The power of social media to influence was vividly demonstrated to me recently in raffles to benefit two nonprofit organizations.
In the first case, a therapeutic riding center, whose mission is to serve Special Needs individuals and others suffering from various mental and physical issues, especially military veterans, was fundraising by selling $10 raffle tickets to win $500. A woman whose son rides there posted a brief Facebook message, but not a solicitation, about the raffle and within 30 minutes 120 of her 1,100 Facebook “friends” bought tickets. After three days, her friends purchased about $2,200 in tickets.
In the second case, a woman whose son attends an all-boys Catholic high school posted on Facebook about a raffle to provide scholarship funds to the school. The tickets were sold by students at the school and went for $5 each; the prize for winning was $50,000. The school streamed the drawing and a viewer could see students carrying in box after box full of raffle tickets that were loaded into a raffle drum.

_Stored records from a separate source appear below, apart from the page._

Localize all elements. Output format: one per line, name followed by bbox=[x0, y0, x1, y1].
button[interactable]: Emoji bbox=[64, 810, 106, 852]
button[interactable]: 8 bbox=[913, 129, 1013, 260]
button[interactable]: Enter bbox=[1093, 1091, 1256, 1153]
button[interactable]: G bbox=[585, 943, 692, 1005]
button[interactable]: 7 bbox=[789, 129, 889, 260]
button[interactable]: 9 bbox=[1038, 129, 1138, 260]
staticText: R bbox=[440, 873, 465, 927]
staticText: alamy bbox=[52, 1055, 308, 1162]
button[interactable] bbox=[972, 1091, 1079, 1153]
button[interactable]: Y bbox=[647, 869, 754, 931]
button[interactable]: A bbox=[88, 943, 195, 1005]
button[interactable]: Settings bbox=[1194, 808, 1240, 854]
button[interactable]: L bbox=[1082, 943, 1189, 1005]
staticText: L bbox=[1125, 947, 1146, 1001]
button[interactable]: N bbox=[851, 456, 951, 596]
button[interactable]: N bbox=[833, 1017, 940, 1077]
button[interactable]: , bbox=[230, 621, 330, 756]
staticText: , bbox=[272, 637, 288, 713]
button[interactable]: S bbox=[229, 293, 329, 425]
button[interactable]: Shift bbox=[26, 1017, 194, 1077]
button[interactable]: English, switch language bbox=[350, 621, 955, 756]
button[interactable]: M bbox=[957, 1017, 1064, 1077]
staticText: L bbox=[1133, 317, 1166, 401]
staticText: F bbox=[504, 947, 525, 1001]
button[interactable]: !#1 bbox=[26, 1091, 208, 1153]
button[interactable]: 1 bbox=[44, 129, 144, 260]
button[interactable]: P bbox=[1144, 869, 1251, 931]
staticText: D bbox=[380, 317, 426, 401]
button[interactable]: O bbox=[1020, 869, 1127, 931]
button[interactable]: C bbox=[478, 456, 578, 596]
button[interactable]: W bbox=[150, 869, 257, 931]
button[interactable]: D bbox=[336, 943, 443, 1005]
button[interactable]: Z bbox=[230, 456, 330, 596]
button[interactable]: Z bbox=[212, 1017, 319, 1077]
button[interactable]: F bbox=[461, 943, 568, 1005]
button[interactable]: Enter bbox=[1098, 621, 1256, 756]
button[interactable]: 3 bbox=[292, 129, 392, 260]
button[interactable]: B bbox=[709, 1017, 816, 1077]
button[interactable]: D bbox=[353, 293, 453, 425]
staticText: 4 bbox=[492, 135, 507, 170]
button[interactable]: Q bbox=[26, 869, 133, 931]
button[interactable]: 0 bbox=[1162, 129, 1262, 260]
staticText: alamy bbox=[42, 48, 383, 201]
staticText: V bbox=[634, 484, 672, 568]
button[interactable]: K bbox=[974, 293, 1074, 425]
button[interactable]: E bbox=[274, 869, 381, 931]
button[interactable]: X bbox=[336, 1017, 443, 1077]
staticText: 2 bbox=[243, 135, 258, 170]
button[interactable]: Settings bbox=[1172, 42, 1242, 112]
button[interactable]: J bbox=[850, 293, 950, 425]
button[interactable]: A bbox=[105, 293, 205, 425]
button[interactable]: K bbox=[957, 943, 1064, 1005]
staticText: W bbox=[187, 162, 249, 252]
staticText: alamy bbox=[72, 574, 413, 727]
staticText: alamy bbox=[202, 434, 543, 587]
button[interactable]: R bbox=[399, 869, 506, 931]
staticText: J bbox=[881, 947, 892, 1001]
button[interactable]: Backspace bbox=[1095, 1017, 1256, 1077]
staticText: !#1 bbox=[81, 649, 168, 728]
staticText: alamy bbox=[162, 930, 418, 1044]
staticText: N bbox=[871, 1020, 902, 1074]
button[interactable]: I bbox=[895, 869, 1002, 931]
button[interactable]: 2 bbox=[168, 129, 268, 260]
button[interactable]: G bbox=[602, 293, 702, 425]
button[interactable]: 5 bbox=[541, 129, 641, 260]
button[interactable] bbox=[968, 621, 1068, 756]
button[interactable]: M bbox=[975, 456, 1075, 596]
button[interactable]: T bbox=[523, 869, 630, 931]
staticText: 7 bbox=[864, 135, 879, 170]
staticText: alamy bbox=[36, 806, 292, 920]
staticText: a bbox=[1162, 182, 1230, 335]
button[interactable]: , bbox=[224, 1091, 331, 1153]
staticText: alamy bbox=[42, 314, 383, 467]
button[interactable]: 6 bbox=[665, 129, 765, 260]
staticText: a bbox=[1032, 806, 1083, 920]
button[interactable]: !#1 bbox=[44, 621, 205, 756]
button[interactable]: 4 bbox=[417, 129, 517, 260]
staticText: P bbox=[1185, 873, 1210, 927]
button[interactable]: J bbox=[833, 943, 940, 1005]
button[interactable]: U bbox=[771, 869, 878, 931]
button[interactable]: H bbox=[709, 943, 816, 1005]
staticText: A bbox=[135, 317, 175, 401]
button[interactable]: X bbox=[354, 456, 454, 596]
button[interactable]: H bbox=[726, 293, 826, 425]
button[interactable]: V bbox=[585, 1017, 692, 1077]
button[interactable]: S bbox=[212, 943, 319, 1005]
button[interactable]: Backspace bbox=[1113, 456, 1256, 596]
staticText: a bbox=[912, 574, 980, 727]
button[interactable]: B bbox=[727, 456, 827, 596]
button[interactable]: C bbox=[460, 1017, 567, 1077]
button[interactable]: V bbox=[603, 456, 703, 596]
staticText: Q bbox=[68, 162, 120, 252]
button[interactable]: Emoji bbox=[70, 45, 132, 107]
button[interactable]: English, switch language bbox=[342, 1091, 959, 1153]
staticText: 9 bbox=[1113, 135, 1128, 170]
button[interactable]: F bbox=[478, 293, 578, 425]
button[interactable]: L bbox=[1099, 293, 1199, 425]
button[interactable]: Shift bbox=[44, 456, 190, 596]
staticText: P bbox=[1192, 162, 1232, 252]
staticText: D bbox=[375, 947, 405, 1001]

Neither of the women in these instances come close to being social media influencers…but they certainly were influential on a small scale. Social media influencers have a large following on sites like Twitter, TikTok, and Byte. They might be celebrities but more often are just everyday people who have attracted a huge following and whose opinions are valued by their followers. Influencers, for example, have been able to drive up the prices of so-called meme stocks.
Prominent brand marketers have teamed up with social media influencers to engage audiences that they are interested in cultivating, particularly in reaching out to younger consumers. Horse racing businesses and nonprofits routinely use social media but I do not know how actively they have pursued forming partnerships with influencers whose audience members are not already fans of racing. Doing so (forming partnerships) should be a key component of developing new fans and customers.